Retorno al niño nietzscheano que juega: este es el viaje de Altazor. Un juego supralógico, irracional, esencia misma del carácter lúdico, como escribe Huizinga. Y más allá, mucho más allá: la libertad propia del jugador, paso deliberado, voluntar de caer para poder regresar y poetizar. Caída que se aproxima al enigma y al misterio, frenetismo, y, ahora sí, la seguridad de que No hay tiempo que perder (v. 1, IV). Ya no existen las ataduras que refrenaban la caída, Altazor discurre por la dimensión de la disolución lingüística, tiempo sin tiempo y espacio sin espacio, horizonte creacionista: Darse prisa darse prisa / Están prontas las semillas / Esperando una orden para florecer (vv. 246-248, IV). Y si en el Canto I prevalecía la confusión dolorosa del león, ahora participamos de la trasmutación de su sentido: Estoy perdido (v. 305, IV), repetirá Altazor, perdición que, esta vez, en la caída rizomática, se presenta como una necesidad insoslayable, pérdida de las coordenadas exploradas, renacer en cada segundo, el olvido del niño.

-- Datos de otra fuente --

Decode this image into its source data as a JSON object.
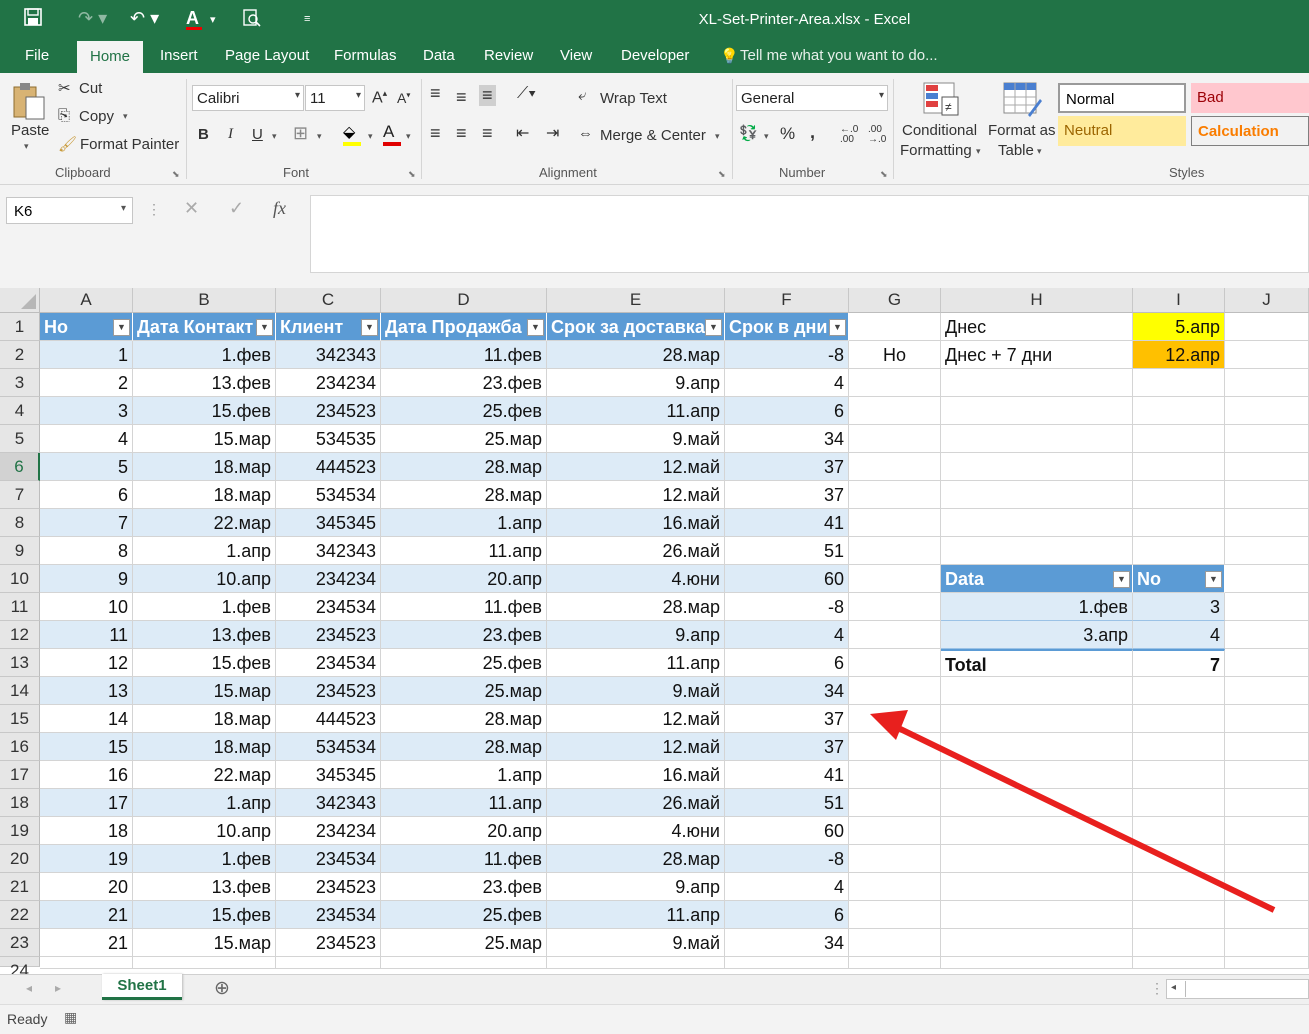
{
  "window": {
    "title": "XL-Set-Printer-Area.xlsx - Excel"
  },
  "menu_tabs": [
    "File",
    "Home",
    "Insert",
    "Page Layout",
    "Formulas",
    "Data",
    "Review",
    "View",
    "Developer"
  ],
  "tell_me": "Tell me what you want to do...",
  "clipboard": {
    "paste": "Paste",
    "cut": "Cut",
    "copy": "Copy",
    "format_painter": "Format Painter",
    "group": "Clipboard"
  },
  "font": {
    "name": "Calibri",
    "size": "11",
    "group": "Font",
    "bold": "B",
    "italic": "I",
    "underline": "U"
  },
  "alignment": {
    "wrap": "Wrap Text",
    "merge": "Merge & Center",
    "group": "Alignment"
  },
  "number": {
    "format": "General",
    "percent": "%",
    "comma": ",",
    "inc": "←.0 .00",
    "group": "Number"
  },
  "styles_group": {
    "cond1": "Conditional",
    "cond2": "Formatting",
    "fmt1": "Format as",
    "fmt2": "Table",
    "group": "Styles",
    "normal": "Normal",
    "bad": "Bad",
    "neutral": "Neutral",
    "calculation": "Calculation"
  },
  "name_box": "K6",
  "fx_label": "fx",
  "columns": [
    "A",
    "B",
    "C",
    "D",
    "E",
    "F",
    "G",
    "H",
    "I",
    "J"
  ],
  "table": {
    "headers": [
      "Но",
      "Дата Контакт",
      "Клиент",
      "Дата Продажба",
      "Срок за доставка",
      "Срок в дни"
    ],
    "rows": [
      [
        "1",
        "1.фев",
        "342343",
        "11.фев",
        "28.мар",
        "-8"
      ],
      [
        "2",
        "13.фев",
        "234234",
        "23.фев",
        "9.апр",
        "4"
      ],
      [
        "3",
        "15.фев",
        "234523",
        "25.фев",
        "11.апр",
        "6"
      ],
      [
        "4",
        "15.мар",
        "534535",
        "25.мар",
        "9.май",
        "34"
      ],
      [
        "5",
        "18.мар",
        "444523",
        "28.мар",
        "12.май",
        "37"
      ],
      [
        "6",
        "18.мар",
        "534534",
        "28.мар",
        "12.май",
        "37"
      ],
      [
        "7",
        "22.мар",
        "345345",
        "1.апр",
        "16.май",
        "41"
      ],
      [
        "8",
        "1.апр",
        "342343",
        "11.апр",
        "26.май",
        "51"
      ],
      [
        "9",
        "10.апр",
        "234234",
        "20.апр",
        "4.юни",
        "60"
      ],
      [
        "10",
        "1.фев",
        "234534",
        "11.фев",
        "28.мар",
        "-8"
      ],
      [
        "11",
        "13.фев",
        "234523",
        "23.фев",
        "9.апр",
        "4"
      ],
      [
        "12",
        "15.фев",
        "234534",
        "25.фев",
        "11.апр",
        "6"
      ],
      [
        "13",
        "15.мар",
        "234523",
        "25.мар",
        "9.май",
        "34"
      ],
      [
        "14",
        "18.мар",
        "444523",
        "28.мар",
        "12.май",
        "37"
      ],
      [
        "15",
        "18.мар",
        "534534",
        "28.мар",
        "12.май",
        "37"
      ],
      [
        "16",
        "22.мар",
        "345345",
        "1.апр",
        "16.май",
        "41"
      ],
      [
        "17",
        "1.апр",
        "342343",
        "11.апр",
        "26.май",
        "51"
      ],
      [
        "18",
        "10.апр",
        "234234",
        "20.апр",
        "4.юни",
        "60"
      ],
      [
        "19",
        "1.фев",
        "234534",
        "11.фев",
        "28.мар",
        "-8"
      ],
      [
        "20",
        "13.фев",
        "234523",
        "23.фев",
        "9.апр",
        "4"
      ],
      [
        "21",
        "15.фев",
        "234534",
        "25.фев",
        "11.апр",
        "6"
      ],
      [
        "21",
        "15.мар",
        "234523",
        "25.мар",
        "9.май",
        "34"
      ]
    ]
  },
  "side": {
    "g2": "Но",
    "h1": "Днес",
    "i1": "5.апр",
    "h2": "Днес + 7 дни",
    "i2": "12.апр"
  },
  "pivot": {
    "headers": [
      "Data",
      "No"
    ],
    "rows": [
      [
        "1.фев",
        "3"
      ],
      [
        "3.апр",
        "4"
      ]
    ],
    "total_label": "Total",
    "total_value": "7"
  },
  "sheet_tab": "Sheet1",
  "status": "Ready",
  "colors": {
    "excel_green": "#217346",
    "table_header": "#5b9bd5",
    "band": "#ddebf7",
    "today": "#ffff00",
    "plus7": "#ffc000",
    "arrow": "#e8201e"
  }
}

Lo infinito reclama a Altazor –La eternidad quiere vencer / Y por lo tanto no hay tiempo que perder (vv. 309 y 310, IV)–, quien encarna los versos –ecos– de Borges: Siento un poco de vértigo. / No estoy acostumbrado a la eternidad. (The Cloisters). Y, a lo lejos, el ya intuido, el ya revelado pájaro tralalí, cuyo trino guía a Altazor hacia el claro del bosque: Hay un espacio despoblado / Que es preciso poblar / De miradas con semillas abiertas / De voces bajadas de la eternidad / De juegos nocturnos y aerolitos de violín (vv. 10-14, V). Él, Altazor, que en el inicio de su viaje cayó de naufragio en naufragio de horizonte en horizonte (v. 52, V), juega como atleta verbal y observa cómo crece todo a su alrededor. Ya ha superado, por fin, la gran herida de la ruptura, y festeja y canta y baila y ríe incesante mientras abraza su destino. Su mirar es ya un crear –como ya anticipaba–: cada tiempo tiene insinuación distinta (v. 224, V) / […] Todo es variable en el mirar sencillo (v. 228, V), crear infinito y múltiple, ser todas las cosas –ser pájaro y gorjeo, ser aire árbol y rosal– y ser Altazor, el renacido: Y he aquí que ahora me diluyo en múltiples cosas (v. 503, V) / […] Mío mío es todo el infinito (v. 538, V). Callaos que voy a cantar (v. 536, V), grita osado Altazor, y canta, como la ranchera –Sigo siendo el rey. / Una piedra en el camino / me enseñó que mi destino / era rodar y rodar–: Yo soy el rey (vv. 580, V); y comprende mejor esas primeras intuiciones del primer caer, en el Canto I: Rodar rodar rotas las antenas en medio del espacio (v. 200, I), evocación del rodar espontáneo del niño nietzscheano.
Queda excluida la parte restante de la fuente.